Adaptive Large Neighborhood Search (ALNS) is a widely used heuristic method for solving combinatorial optimization problems. ALNS explores the solution space by iteratively using destroy and repair operators with probabilities, which are adjusted by an adaptive mechanism to find optimal solutions. However, the classic ALNS adaptive mechanism does not consider the interaction between destroy and repair operators when selecting them. To overcome this limitation, this study proposes a novel adaptive mechanism. This mechanism enhances the adaptability of the algorithm through a Dual Actor-Critic (DAC) model, which fully considers the fact that the quality of new solutions is jointly determined by the destroy and repair operators. It effectively utilizes the interaction between these operators during the weight adjustment process, greatly improving the adaptability of the ALNS algorithm. In this mechanism, the destroy and repair processes are modeled as independent Markov Decision Processes to guide the selection of operators more accurately. Furthermore, we use Graph Neural Networks to extract key features from problem instances and perform effective aggregation and normalization to enhance the algorithm's transferability to different sizes and characteristics of problems. Through a series of experiments, we demonstrate that the proposed DAC-ALNS algorithm significantly improves solution efficiency and exhibits excellent transferability.

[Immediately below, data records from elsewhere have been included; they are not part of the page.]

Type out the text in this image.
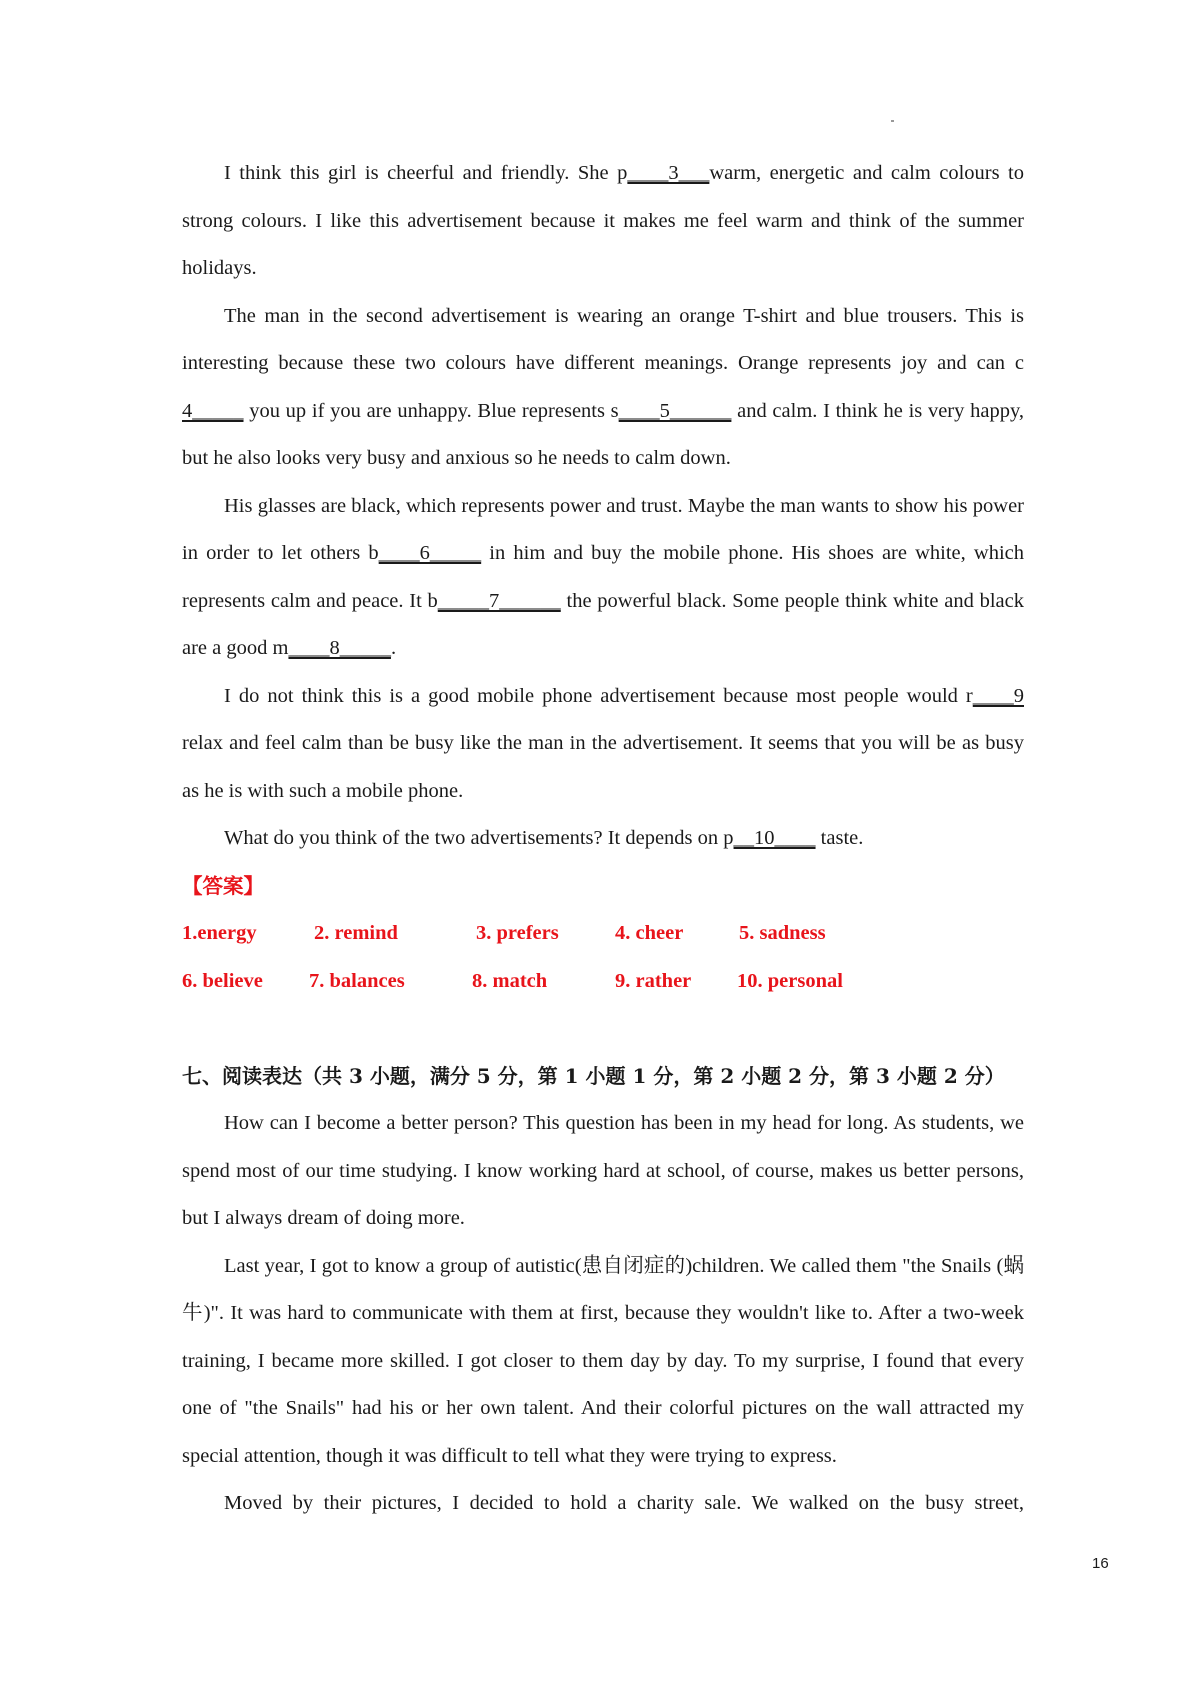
I think this girl is cheerful and friendly. She p____3___warm, energetic and calm colours to strong colours. I like this advertisement because it makes me feel warm and think of the summer holidays.

The man in the second advertisement is wearing an orange T-shirt and blue trousers. This is interesting because these two colours have different meanings. Orange represents joy and can c 4_____ you up if you are unhappy. Blue represents s____5______ and calm. I think he is very happy, but he also looks very busy and anxious so he needs to calm down.

His glasses are black, which represents power and trust. Maybe the man wants to show his power in order to let others b____6_____ in him and buy the mobile phone. His shoes are white, which represents calm and peace. It b_____7______ the powerful black. Some people think white and black are a good m____8_____.

I do not think this is a good mobile phone advertisement because most people would r____9 relax and feel calm than be busy like the man in the advertisement. It seems that you will be as busy as he is with such a mobile phone.

What do you think of the two advertisements? It depends on p__10____ taste.

【答案】
1.energy	2. remind	3. prefers	4. cheer	5. sadness
6. believe 7. balances	8. match	9. rather 10. personal
七、阅读表达（共 3 小题，满分 5 分，第 1 小题 1 分，第 2 小题 2 分，第 3 小题 2 分）

How can I become a better person? This question has been in my head for long. As students, we spend most of our time studying. I know working hard at school, of course, makes us better persons, but I always dream of doing more.

Last year, I got to know a group of autistic(患自闭症的)children. We called them "the Snails (蜗牛)". It was hard to communicate with them at first, because they wouldn't like to. After a two-week training, I became more skilled. I got closer to them day by day. To my surprise, I found that every one of "the Snails" had his or her own talent. And their colorful pictures on the wall attracted my special attention, though it was difficult to tell what they were trying to express.

Moved by their pictures, I decided to hold a charity sale. We walked on the busy street,

16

翻译：自适应大邻域搜索（ALNS）是一种广泛应用于组合优化问题求解的启发式方法。该方法通过迭代使用具有概率的破坏与修复算子来探索解空间，其概率由自适应机制进行调整以寻找最优解。然而，经典ALNS的自适应机制在选择算子时未考虑破坏算子与修复算子之间的交互作用。为克服这一局限，本研究提出了一种新型自适应机制。该机制通过双Actor-Critic（DAC）模型增强算法的自适应性，充分考虑了新解质量由破坏与修复算子共同决定的事实，在权重调整过程中有效利用算子间的交互作用，显著提升了ALNS算法的适应能力。在此机制中，破坏过程与修复过程被建模为独立的马尔可夫决策过程，以更精确地指导算子选择。此外，我们采用图神经网络从问题实例中提取关键特征，并进行有效的聚合与归一化处理，从而增强算法对不同规模及特征问题的可迁移性。通过一系列实验，我们证明所提出的DAC-ALNS算法在求解效率上取得显著提升，并展现出优异的可迁移性能。